Nevertheless, we wanted to give the Leu study the benefit of the doubt -- without embracing it, well, uncritically, as some observers seem to have done. But the press release from Pearson was short on details and didn't supply any information about where the study's results and methodology might be found online. And the website for Dr. Leu's group does not appear to have published any such material.

So we sent the Pearson publicist who distributed the press release an email asking for specifics: "Regarding the release you sent out titled 'Schools Facing Learning Crisis Spawned By Internet' ... is there anywhere I can find the specifics of Dr. Leu's study? What age groups were the kids who fell for the tree octopus thing? How many of them? What percentage of the kids in the study fell for it? Etc." As of this writing, we have yet to hear back from them.

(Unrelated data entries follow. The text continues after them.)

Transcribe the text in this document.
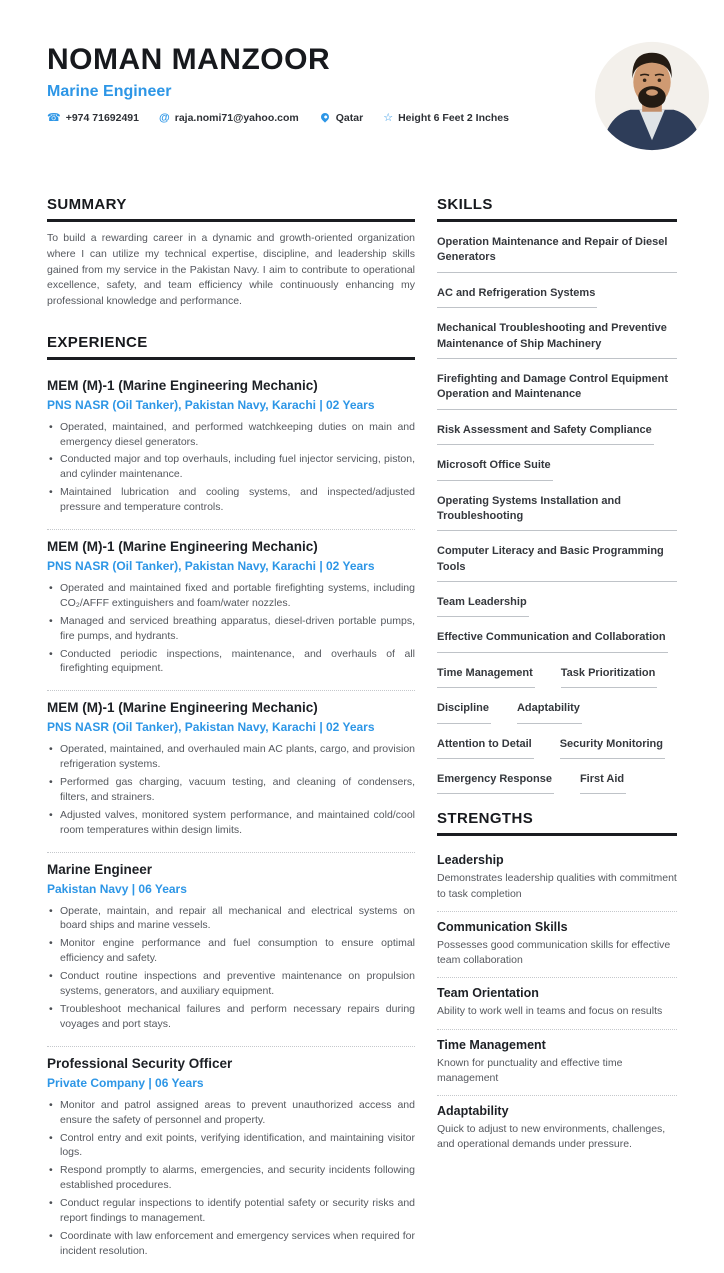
NOMAN MANZOOR
Marine Engineer
☎
+974 71692491 @	raja.nomi71@yahoo.com	Qatar ☆	Height 6 Feet 2 Inches
SUMMARY

To build a rewarding career in a dynamic and growth-oriented organization where I can utilize my technical expertise, discipline, and leadership skills gained from my service in the Pakistan Navy. I aim to contribute to operational excellence, safety, and team efficiency while continuously enhancing my professional knowledge and performance.

EXPERIENCE
MEM (M)-1 (Marine Engineering Mechanic)
PNS NASR (Oil Tanker), Pakistan Navy, Karachi | 02 Years
• Operated, maintained, and performed watchkeeping duties on main and emergency diesel generators.
• Conducted major and top overhauls, including fuel injector servicing, piston, and cylinder maintenance.
• Maintained lubrication and cooling systems, and inspected/adjusted pressure and temperature controls.
MEM (M)-1 (Marine Engineering Mechanic)
PNS NASR (Oil Tanker), Pakistan Navy, Karachi | 02 Years
• Operated and maintained fixed and portable firefighting systems, including CO₂/AFFF extinguishers and foam/water nozzles.
• Managed and serviced breathing apparatus, diesel-driven portable pumps, fire pumps, and hydrants.
• Conducted periodic inspections, maintenance, and overhauls of all firefighting equipment.
MEM (M)-1 (Marine Engineering Mechanic)
PNS NASR (Oil Tanker), Pakistan Navy, Karachi | 02 Years
• Operated, maintained, and overhauled main AC plants, cargo, and provision refrigeration systems.
• Performed gas charging, vacuum testing, and cleaning of condensers, filters, and strainers.
• Adjusted valves, monitored system performance, and maintained cold/cool room temperatures within design limits.
Marine Engineer
Pakistan Navy | 06 Years
• Operate, maintain, and repair all mechanical and electrical systems on board ships and marine vessels.
• Monitor engine performance and fuel consumption to ensure optimal efficiency and safety.
• Conduct routine inspections and preventive maintenance on propulsion systems, generators, and auxiliary equipment.
• Troubleshoot mechanical failures and perform necessary repairs during voyages and port stays.
Professional Security Officer
Private Company | 06 Years
• Monitor and patrol assigned areas to prevent unauthorized access and ensure the safety of personnel and property.
• Control entry and exit points, verifying identification, and maintaining visitor logs.
• Respond promptly to alarms, emergencies, and security incidents following established procedures.
• Conduct regular inspections to identify potential safety or security risks and report findings to management.
• Coordinate with law enforcement and emergency services when required for incident resolution.
SKILLS
Operation Maintenance and Repair of Diesel Generators
AC and Refrigeration Systems
Mechanical Troubleshooting and Preventive Maintenance of Ship Machinery
Firefighting and Damage Control Equipment Operation and Maintenance
Risk Assessment and Safety Compliance
Microsoft Office Suite
Operating Systems Installation and Troubleshooting
Computer Literacy and Basic Programming Tools
Team Leadership
Effective Communication and Collaboration
Time Management	Task Prioritization
Discipline	Adaptability
Attention to Detail	Security Monitoring
Emergency Response	First Aid
STRENGTHS
Leadership
Demonstrates leadership qualities with commitment to task completion
Communication Skills
Possesses good communication skills for effective team collaboration
Team Orientation
Ability to work well in teams and focus on results
Time Management
Known for punctuality and effective time management
Adaptability
Quick to adjust to new environments, challenges, and operational demands under pressure.
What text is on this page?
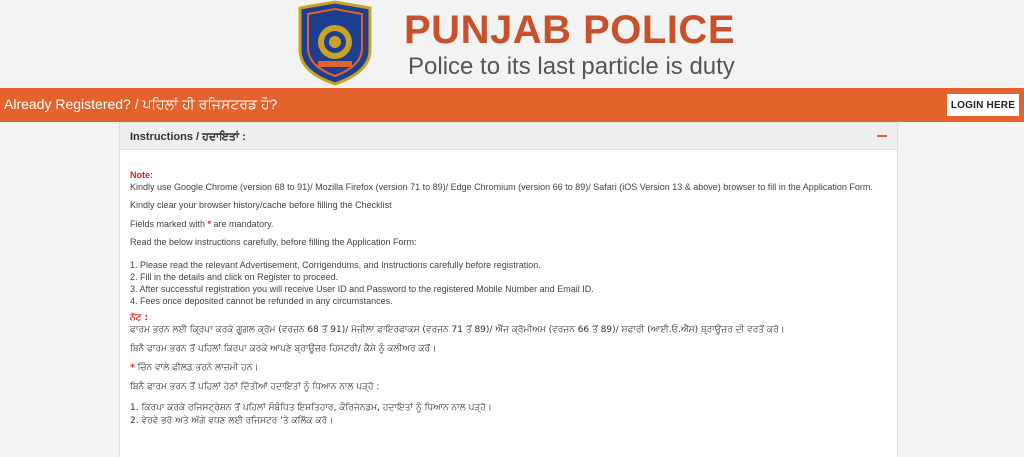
PUNJAB POLICE
Police to its last particle is duty
Already Registered? / ਪਹਿਲਾਂ ਹੀ ਰਜਿਸਟਰਡ ਹੋ?	LOGIN HERE
Instructions / ਹਦਾਇਤਾਂ :
Note:
Kindly use Google Chrome (version 68 to 91)/ Mozilla Firefox (version 71 to 89)/ Edge Chromium (version 66 to 89)/ Safari (iOS Version 13 & above) browser to fill in the Application Form.
Kindly clear your browser history/cache before filling the Checklist
Fields marked with * are mandatory.
Read the below instructions carefully, before filling the Application Form:
1. Please read the relevant Advertisement, Corrigendums, and Instructions carefully before registration.
2. Fill in the details and click on Register to proceed.
3. After successful registration you will receive User ID and Password to the registered Mobile Number and Email ID.
4. Fees once deposited cannot be refunded in any circumstances.
ਨੋਟ :
ਫਾਰਮ ਭਰਨ ਲਈ ਕ੍ਰਿਪਾ ਕਰਕੇ ਗੂਗਲ ਕ੍ਰੋਮ (ਵਰਜ਼ਨ 68 ਤੋਂ 91)/ ਮੋਜ਼ੀਲਾ ਫਾਇਰਫਾਕਸ (ਵਰਜ਼ਨ 71 ਤੋਂ 89)/ ਐੱਜ ਕ੍ਰੋਮੀਅਮ (ਵਰਜ਼ਨ 66 ਤੋਂ 89)/ ਸਫਾਰੀ (ਆਈ.ਓ.ਐੱਸ) ਬ੍ਰਾਊਜ਼ਰ ਦੀ ਵਰਤੋਂ ਕਰੋ।
ਬਿਨੈ ਫਾਰਮ ਭਰਨ ਤੋਂ ਪਹਿਲਾਂ ਕਿਰਪਾ ਕਰਕੇ ਆਪਣੇ ਬ੍ਰਾਊਜ਼ਰ ਹਿਸਟਰੀ/ ਕੈਸ਼ੇ ਨੂੰ ਕਲੀਅਰ ਕਰੋਂ।
* ਚਿੰਨ ਵਾਲੇ ਫੀਲਡ ਭਰਨੇ ਲਾਜ਼ਮੀ ਹਨ।
ਬਿਨੈ ਫਾਰਮ ਭਰਨ ਤੋਂ ਪਹਿਲਾਂ ਹੇਠਾਂ ਦਿੱਤੀਆਂ ਹਦਾਇਤਾਂ ਨੂੰ ਧਿਆਨ ਨਾਲ ਪੜ੍ਹੋ :
1. ਕਿਰਪਾ ਕਰਕੇ ਰਜਿਸਟ੍ਰੇਸ਼ਨ ਤੋਂ ਪਹਿਲਾਂ ਸੰਬੰਧਿਤ ਇਸ਼ਤਿਹਾਰ, ਕੌਰਿਜੇਨਡਮ, ਹਦਾਇਤਾਂ ਨੂੰ ਧਿਆਨ ਨਾਲ ਪੜ੍ਹੋ।
2. ਵੇਰਵੇ ਭਰੋ ਅਤੇ ਅੱਗੇ ਵਧਣ ਲਈ ਰਜਿਸਟਰ 'ਤੇ ਕਲਿੱਕ ਕਰੋ।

Still, we think the overall lesson for the kids here is as follows: Don't believe everything you hear or read, on the Internet or elsewhere -- or, for that matter, in press releases.

UPDATE: After this piece was published, Donna Bone, the Project Coordinator and the New Literacies Research Lab, sent us an email in response to our request for the demographics of the participants in Dr. Leu's study. She said that the group monitored "our 50 best online readers" in 7th grade classes from "economically challenged" areas of South Carolina and Connecticut.

ʇsıɥɔɹɐuɐ ıɯɐbıɹo
2nd February 2011, 21:55
Sounds like someone is trying the old House-hippo thing again, save its the internet instead of the TV. (http://www.youtube.com/watch?v=NBfi8OEz0rA)

synthesis
3rd February 2011, 06:36
the Department of Education funded the study

wat

Angry Young Man
3rd February 2011, 08:02
What age group are we talking? Because the sentence about the colours changing to display emotion: most solitary animals display two emotional states to their fellows: 'Spread 'em' and 'piss off.' Much like Yorkshiremen.

Ele'ill
3rd February 2011, 08:06
No, we actually have those out here.

bcbm
3rd February 2011, 08:25
a bbc/discovery documentary speculated that hundreds of millions of years in the future there may be tree squid that live in a perpetual rain forest and operate somewhat similarly to pre-human hominids in terms of group function and communication, setting them on the track towards some form of human-like consciousness.

9
3rd February 2011, 09:18
A tree octopus would be so tight. Pac NW rainforests are amazing, btw - especially the Hoh. <3

Jalapeno Enema
3rd February 2011, 09:26
. . .anywho, this story simply is an example of how well the educational system is running.

Education is funded and regulated by the government, which needs a workforce educated enough to contribute to the economy, but lacks the critical thinking skills to question the status quo.